بَاب
فِي
حُلْوَانِ
الْكَاهِنِ
Kahinin Aldığı Ücret
حَدَّثَنَا
قُتَيْبَةُ
عَنْ
سُفْيَانَ عَنْ
الزُّهْرِيِّ
عَنْ أَبِي
بَكْرِ بْنِ
عَبْدِ
الرَّحْمَنِ
عَنْ أَبِي
مَسْعُودٍ عَنْ
النَّبِيِّ
صَلَّى
اللَّهُ
عَلَيْهِ وَسَلَّمَ
أَنَّهُ
نَهَى عَنْ
ثَمَنِ
الْكَلْبِ
وَمَهْرِ الْبَغِيِّ
وَحُلْوَانِ
الْكَاهِنِ
Ebû Mes'ud (r.a)'dan
rivayet edildiğine göre; Rasûlullah (s.a.v.), köpeğin satışı karşılığı alınan
parayı, fahişenin ücretini ve kâhinin (kehânete karşı) aldığı ücreti nehyetti.
İzah:
Buharî, buyu'; Tirmizî,
buyu'
Bu hadis-i Şerifte Rasûlullah (s.a.v.) üç çeşit kazancın
caiz olmadığını belirtmiştir. Bunlardan ilk ikisi daha önce incelenmişti.
Burada sadece üçüncüsünden, kâhinin aldığı ücretten bahsedeceğiz. Önce kâhin
kelimesinin araplar arasında hangi manalarda kullanıldığını görelim, kâhin;
1- İleride olacak olan
hadiseleri bildiğini iddia edip onlarla ilgili haberler verendir. Araplar
arasında ileride olacak hadiseleri bildiklerini iddia eden birçok kâhin vardı.
Bunlar, cinlerden adamları olduğunu ve onların kendilerine haber verdiklerini
iddia ederlerdi.
2- Kendilerine verilen
bir kabiliyetle gizli şeyleri anladığını iddia edenlerdir.
3- Olayların
sebeplerine ve ön bilgilerine dayanarak gizli şeyleri bildiklerini iddia
edenler; bunlar faili bilinmeyen hırsızlıkların faillerini, zina ithamı
altında tutulan bir kadının zina edip etmediğini bildiklerini söylerler.
4- Bazıları, yıldızlara
bakarak olacak hadiseleri haber veren müneccimlere de kâhin derler. Tabii
bugün rasathanelerde hassas ve modern âletlerle gök cisimlerinin hareketlerini
inceleyip hesaplar yapan bilim adamlarına ve ilmî yollarla hava tahminlerinde
bulunan meteoroloji uzmanlarına kâhin denemez.
Avnü'l-Ma'bûd'daki
Aliyyü'1-Kârî ve Hattâbî'ye nisbet edilen ifadelere göre hadisteki nehiy iki
şeye şamildir:
a) Yukarıda
maddeleştirilen ve kâhin kelimesinin ifade ettiği manalar altına giren tüm
hareketler, bunların hiçbiri caiz değildir.

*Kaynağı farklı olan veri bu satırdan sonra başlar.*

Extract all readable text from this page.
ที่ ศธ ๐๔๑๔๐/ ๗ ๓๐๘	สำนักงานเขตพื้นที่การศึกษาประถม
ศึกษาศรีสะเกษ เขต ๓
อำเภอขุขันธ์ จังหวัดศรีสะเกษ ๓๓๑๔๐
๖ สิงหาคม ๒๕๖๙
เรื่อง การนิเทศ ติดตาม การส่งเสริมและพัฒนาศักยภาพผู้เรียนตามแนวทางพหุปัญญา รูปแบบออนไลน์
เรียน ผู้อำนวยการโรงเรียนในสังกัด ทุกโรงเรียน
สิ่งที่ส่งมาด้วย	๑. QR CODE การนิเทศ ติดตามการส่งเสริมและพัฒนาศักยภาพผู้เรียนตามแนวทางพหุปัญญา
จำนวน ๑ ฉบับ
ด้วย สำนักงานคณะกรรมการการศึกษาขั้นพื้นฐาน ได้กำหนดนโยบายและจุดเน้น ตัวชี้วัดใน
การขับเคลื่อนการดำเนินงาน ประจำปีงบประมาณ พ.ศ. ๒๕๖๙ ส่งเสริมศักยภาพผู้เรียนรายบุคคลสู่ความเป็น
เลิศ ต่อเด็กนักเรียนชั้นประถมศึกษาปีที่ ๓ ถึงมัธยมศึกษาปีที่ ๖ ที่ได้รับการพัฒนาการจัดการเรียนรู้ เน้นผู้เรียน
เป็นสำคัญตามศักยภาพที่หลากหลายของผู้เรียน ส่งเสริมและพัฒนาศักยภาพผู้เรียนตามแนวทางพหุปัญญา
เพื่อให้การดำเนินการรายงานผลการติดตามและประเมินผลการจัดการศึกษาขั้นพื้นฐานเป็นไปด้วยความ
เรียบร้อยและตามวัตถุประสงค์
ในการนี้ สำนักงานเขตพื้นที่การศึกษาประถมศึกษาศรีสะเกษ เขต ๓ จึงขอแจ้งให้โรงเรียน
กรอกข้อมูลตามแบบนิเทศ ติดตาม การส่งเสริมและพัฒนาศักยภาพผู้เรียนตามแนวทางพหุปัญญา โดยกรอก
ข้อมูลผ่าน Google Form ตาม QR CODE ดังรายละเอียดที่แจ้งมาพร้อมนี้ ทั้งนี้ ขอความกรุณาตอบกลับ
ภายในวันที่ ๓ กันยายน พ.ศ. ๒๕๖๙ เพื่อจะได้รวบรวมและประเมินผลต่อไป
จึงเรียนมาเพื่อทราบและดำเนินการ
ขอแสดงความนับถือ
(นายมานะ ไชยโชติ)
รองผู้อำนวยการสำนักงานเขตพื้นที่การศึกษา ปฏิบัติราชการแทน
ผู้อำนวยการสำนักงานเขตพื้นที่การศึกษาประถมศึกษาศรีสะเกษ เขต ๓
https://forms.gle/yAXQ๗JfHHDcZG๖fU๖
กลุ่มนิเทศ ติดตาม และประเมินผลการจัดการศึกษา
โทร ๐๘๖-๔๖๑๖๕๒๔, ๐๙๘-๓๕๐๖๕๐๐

Dolayısıyla bu hareketler
karşılığında alınan ücret ve bahşişler de haramdır.
b) Kâhinlerin haber
verdikleri bilgilere inanmak da caiz değildir. Günümüzde çeşitli yollarla
tatbik edilen falcılık için de hüküm aynıdır.
İster yıldız, ister
kahve falı olsun ya da başka bir usule dayansın, falcılık yapmak ve fala inanmak
kesinlikle caiz değildir. Gaybı Allah'tan başka hiçbir kimse bilemez. Fala
inanmak, Allah korusun kişiyi imanından edebilir. Kur'an-ı Kerim'in birçok
âyetinde gaybı sadece Allah'ın bildiğine dikkat çekilmiştir. Bunlardan
birkaçını hatırlayalım:
"Gaybın
anahtarları kendi yanındadır. Onları Allah'tan başka hiç kimse
bilmez."[En'am 59]
"Hiçbir kimse
yarın ne kazanacağını bilmez..."[Lokman 34] "De ki: Göklerde ve yerde
gaybı Allah'tan başka bilen yoktur."[Neml 65] Dinimiz bir tek fal şekline
müsaade etmiştir. O da tefe'üldür; hadiseleri iyiye yorumlamaktır. İşitilen bir
sözü hayra yormaktır. Büreyde'nin rivayetine göre Rasûlullah (s.a.v.), bir işe
göndereceği kişinin isim veya vardıkları yerin ismi ile tefe'ülde bulunur,
bunları iyiye yorardı. Bu şekilde bir tefe'ül en entellektüel kişilerde de
bulunan bir özelliktir. Müslümanlar, girişecekleri bir işin sonucunun hayır mı
şer mi olacağı konusunda bir gönül rahatlığı elde etmek için istihare yaparlar.
İstihare konusu daha önce işlenmiştir. Tabii tefe'ül dediğimiz şey bugünkü
manasıyla fal sayılmaz.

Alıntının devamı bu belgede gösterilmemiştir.